Voters in Saturday’s primary election gave the Republican from the Lafayette area a second term in office, choosing him over Democrat Ike Jackson Jr.
Landry has raised the profile of attorney general. He’s clashed repeatedly with Democratic Gov. John Bel Edwards over LGBT rights, state finances and the death penalty. He’s also used the office to champion Republican policy positions.
Jackson is a lawyer from Plaquemine who once worked in the attorney general’s office.
Jackson criticized Landry’s decision to join a federal lawsuit seeking to throw out former President Barack Obama’s health overhaul. He said Landry has run the office in a purely partisan manner. But he had little money to mount his election challenge.
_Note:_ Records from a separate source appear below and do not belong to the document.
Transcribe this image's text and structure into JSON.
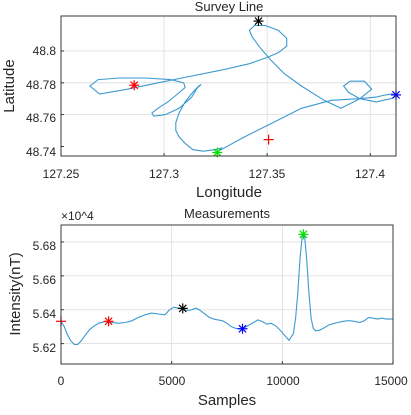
{
  "chart_data": [
    {
      "type": "line",
      "title": "Survey Line",
      "xlabel": "Longitude",
      "ylabel": "Latitude",
      "xlim": [
        127.25,
        127.4125
      ],
      "ylim": [
        48.734,
        48.822
      ],
      "xticks": [
        "127.25",
        "127.3",
        "127.35",
        "127.4"
      ],
      "yticks": [
        "48.74",
        "48.76",
        "48.78",
        "48.8"
      ],
      "grid": true,
      "line_color": "#3b9ad1",
      "series": [
        {
          "x": [
            127.3264,
            127.3375,
            127.3513,
            127.3666,
            127.3811,
            127.3943,
            127.4029,
            127.406,
            127.4105,
            127.413,
            127.41,
            127.4029,
            127.395,
            127.3895,
            127.3871,
            127.3903,
            127.3972,
            127.4007,
            127.395,
            127.3858,
            127.3776,
            127.3666,
            127.3581,
            127.3513,
            127.346,
            127.3427,
            127.3414,
            127.3438,
            127.349,
            127.3554,
            127.3595,
            127.3595,
            127.3554,
            127.35,
            127.3414,
            127.3278,
            127.3122,
            127.2972,
            127.2822,
            127.2687,
            127.264,
            127.268,
            127.2784,
            127.291,
            127.303,
            127.3095,
            127.3102,
            127.3065,
            127.3018,
            127.297,
            127.2941,
            127.295,
            127.3007,
            127.3073,
            127.3134,
            127.3162,
            127.318,
            127.3168,
            127.3139,
            127.3102,
            127.3073,
            127.3057,
            127.3057,
            127.3073,
            127.3102,
            127.3139,
            127.319,
            127.325,
            127.3278,
            127.3264
          ],
          "y": [
            48.737,
            48.745,
            48.754,
            48.764,
            48.769,
            48.77,
            48.771,
            48.772,
            48.773,
            48.772,
            48.77,
            48.768,
            48.77,
            48.774,
            48.778,
            48.781,
            48.781,
            48.776,
            48.77,
            48.764,
            48.769,
            48.778,
            48.786,
            48.795,
            48.803,
            48.809,
            48.813,
            48.816,
            48.816,
            48.813,
            48.808,
            48.803,
            48.799,
            48.796,
            48.792,
            48.788,
            48.784,
            48.78,
            48.776,
            48.773,
            48.778,
            48.782,
            48.783,
            48.783,
            48.782,
            48.78,
            48.777,
            48.773,
            48.768,
            48.764,
            48.761,
            48.759,
            48.76,
            48.764,
            48.771,
            48.777,
            48.779,
            48.778,
            48.774,
            48.768,
            48.761,
            48.755,
            48.75,
            48.746,
            48.742,
            48.738,
            48.737,
            48.738,
            48.739,
            48.737
          ]
        }
      ],
      "markers": [
        {
          "x": 127.2855,
          "y": 48.7785,
          "color": "#ff0000",
          "shape": "asterisk"
        },
        {
          "x": 127.3507,
          "y": 48.7443,
          "color": "#ff0000",
          "shape": "plus"
        },
        {
          "x": 127.3258,
          "y": 48.7362,
          "color": "#00dd00",
          "shape": "asterisk"
        },
        {
          "x": 127.3458,
          "y": 48.8188,
          "color": "#000000",
          "shape": "asterisk"
        },
        {
          "x": 127.4125,
          "y": 48.7724,
          "color": "#0000ff",
          "shape": "asterisk"
        }
      ]
    },
    {
      "type": "line",
      "title": "Measurements",
      "xlabel": "Samples",
      "ylabel": "Intensity(nT)",
      "xlim": [
        0,
        15000
      ],
      "ylim": [
        56080,
        56900
      ],
      "axis_exponent": "×10^4",
      "xticks": [
        "0",
        "5000",
        "10000",
        "15000"
      ],
      "yticks": [
        "5.62",
        "5.64",
        "5.66",
        "5.68"
      ],
      "grid": true,
      "line_color": "#3b9ad1",
      "series": [
        {
          "x": [
            0,
            150,
            300,
            450,
            600,
            750,
            900,
            1100,
            1300,
            1500,
            1700,
            2000,
            2300,
            2600,
            2900,
            3200,
            3500,
            3800,
            4100,
            4400,
            4700,
            4900,
            5100,
            5300,
            5500,
            5700,
            5900,
            6100,
            6300,
            6500,
            6700,
            6900,
            7100,
            7300,
            7500,
            7700,
            7900,
            8100,
            8300,
            8500,
            8700,
            8900,
            9100,
            9300,
            9500,
            9700,
            9900,
            10100,
            10300,
            10500,
            10600,
            10700,
            10800,
            10900,
            11000,
            11100,
            11200,
            11300,
            11400,
            11500,
            11700,
            11900,
            12100,
            12300,
            12500,
            12700,
            12900,
            13100,
            13300,
            13500,
            13700,
            13900,
            14100,
            14300,
            14500,
            14700,
            15000
          ],
          "y": [
            56332,
            56300,
            56250,
            56215,
            56195,
            56195,
            56215,
            56250,
            56285,
            56305,
            56320,
            56330,
            56325,
            56320,
            56325,
            56335,
            56355,
            56370,
            56380,
            56375,
            56370,
            56400,
            56415,
            56410,
            56405,
            56395,
            56400,
            56410,
            56395,
            56375,
            56355,
            56345,
            56340,
            56335,
            56320,
            56300,
            56290,
            56288,
            56295,
            56310,
            56325,
            56340,
            56330,
            56315,
            56320,
            56305,
            56280,
            56250,
            56220,
            56260,
            56350,
            56500,
            56700,
            56840,
            56840,
            56700,
            56500,
            56350,
            56290,
            56275,
            56280,
            56295,
            56310,
            56318,
            56325,
            56330,
            56335,
            56335,
            56330,
            56325,
            56335,
            56355,
            56350,
            56345,
            56350,
            56345,
            56345
          ]
        }
      ],
      "markers": [
        {
          "x": 0,
          "y": 56332,
          "color": "#ff0000",
          "shape": "plus"
        },
        {
          "x": 2150,
          "y": 56332,
          "color": "#ff0000",
          "shape": "asterisk"
        },
        {
          "x": 5500,
          "y": 56408,
          "color": "#000000",
          "shape": "asterisk"
        },
        {
          "x": 8200,
          "y": 56288,
          "color": "#0000ff",
          "shape": "asterisk"
        },
        {
          "x": 10950,
          "y": 56845,
          "color": "#00dd00",
          "shape": "asterisk"
        }
      ]
    }
  ]
}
Republican Billy Nungesser has won a second term as Louisiana’s lieutenant governor.
Nungesser defeated New Orleans Democrat Willie Jones in Saturday’s primary election.
Jones did little fundraising and had little money to compete against Nungesser, a former Plaquemines Parish president.
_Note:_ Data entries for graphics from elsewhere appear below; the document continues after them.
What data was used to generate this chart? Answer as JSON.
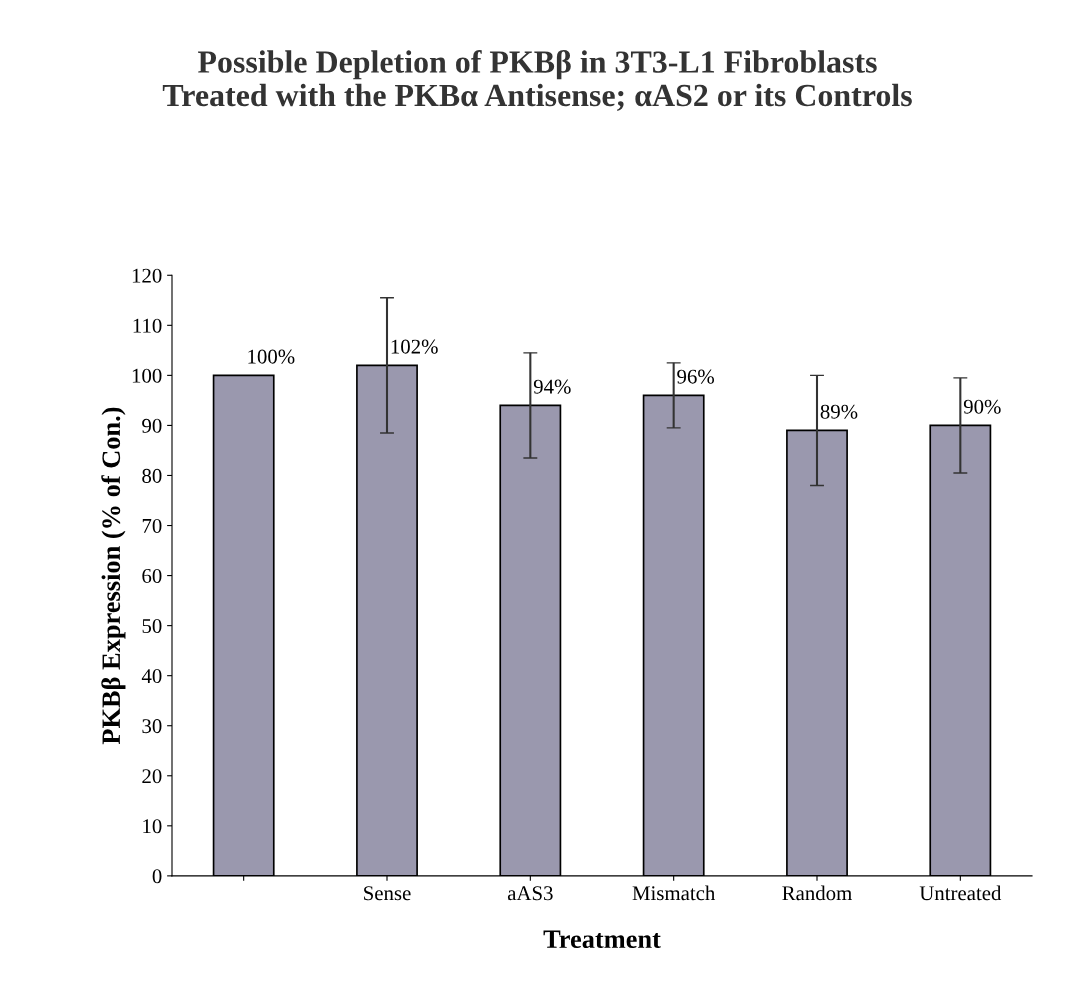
{
  "chart_data": {
    "type": "bar",
    "title": "Possible Depletion of PKBβ in 3T3-L1 Fibroblasts\nTreated with the PKBα Antisense; αAS2 or its Controls",
    "xlabel": "Treatment",
    "ylabel": "PKBβ Expression (% of Con.)",
    "categories": [
      null,
      "Sense",
      "aAS3",
      "Mismatch",
      "Random",
      "Untreated"
    ],
    "values": [
      100,
      102,
      94,
      96,
      89,
      90
    ],
    "errors": [
      null,
      13.5,
      10.5,
      6.5,
      11,
      9.5
    ],
    "value_labels": [
      "100%",
      "102%",
      "94%",
      "96%",
      "89%",
      "90%"
    ],
    "color": "#9a98ae",
    "ylim": [
      0,
      120
    ],
    "yticks": [
      0,
      10,
      20,
      30,
      40,
      50,
      60,
      70,
      80,
      90,
      100,
      110,
      120
    ],
    "grid": false,
    "legend": false
  }
}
Besides being second in line to the governor, the lieutenant governor is Louisiana’s chief tourism official, leading the Department of Culture, Recreation and Tourism. He oversees state marketing efforts for an $18 billion tourism industry and manages state parks, museums and historic sites.
Nungesser ran on his work to cut costs and bring new investment into the parks system and touted the state’s redesigned tourism and outreach campaign. Jones said he would bring diversity and a new vision to the promotion work.
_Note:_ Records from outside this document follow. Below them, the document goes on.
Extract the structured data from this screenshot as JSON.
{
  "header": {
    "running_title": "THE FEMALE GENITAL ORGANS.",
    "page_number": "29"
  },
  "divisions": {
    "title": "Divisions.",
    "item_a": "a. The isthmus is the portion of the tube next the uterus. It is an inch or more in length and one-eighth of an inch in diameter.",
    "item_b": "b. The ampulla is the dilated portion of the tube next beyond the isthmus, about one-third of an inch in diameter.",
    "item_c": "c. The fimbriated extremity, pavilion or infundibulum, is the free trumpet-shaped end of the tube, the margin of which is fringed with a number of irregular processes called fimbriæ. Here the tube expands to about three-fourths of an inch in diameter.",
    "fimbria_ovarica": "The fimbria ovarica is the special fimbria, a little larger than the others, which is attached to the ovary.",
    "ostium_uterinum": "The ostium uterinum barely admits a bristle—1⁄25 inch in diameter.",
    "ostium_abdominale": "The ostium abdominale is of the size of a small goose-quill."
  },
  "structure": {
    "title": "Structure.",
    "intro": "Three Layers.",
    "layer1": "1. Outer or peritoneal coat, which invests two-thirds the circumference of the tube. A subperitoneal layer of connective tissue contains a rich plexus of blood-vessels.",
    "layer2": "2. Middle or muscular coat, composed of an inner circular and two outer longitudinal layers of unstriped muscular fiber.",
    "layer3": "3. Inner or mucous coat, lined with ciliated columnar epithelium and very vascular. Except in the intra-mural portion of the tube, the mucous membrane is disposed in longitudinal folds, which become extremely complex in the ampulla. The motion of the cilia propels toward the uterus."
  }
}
Polls are closing in Louisiana’s election, with the Deep South’s only Democratic governor waiting to learn if he’ll win a second term or if he’ll have to campaign until November to learn his fate.
The governor’s race topped the ballot Saturday, with Gov. John Bel Edwards facing five opponents.
His two major opponents are Republican U.S. Rep. Ralph Abraham and Republican businessman Eddie Rispone.
Edwards needs cross-party support to win, and he needs to top 50% voter support to avoid a Nov. 16 runoff.
The race has drawn national GOP interest, with President Donald Trump rallying Louisiana Republicans on election eve, urging them to vote against Edwards.
Also on the ballot, six other statewide elected officials in Louisiana were trying to win new terms in office.
Louisiana Gov. John Bel Edwards is vying for a second term as the Deep South’s only Democratic governor.
But that is not the only race on the ballot Saturday.
Six Republican incumbents are seeking reelection to their statewide positions.
Lt. Gov. Billy Nungesser, Secretary of State Kyle Ardoin, Attorney General Jeff Landry, Treasurer John Schroder, Agriculture Commissioner Mike Strain and Insurance Commissioner Jim Donelon are all running for another term.
The races for lieutenant governor, attorney general and insurance commissioner are certain to be settled Saturday, with only two contenders in each race.
Voters are also deciding on four proposals to change the Louisiana Constitution.
State House and Senate seats also are up for grabs, with many of them open because of term limits.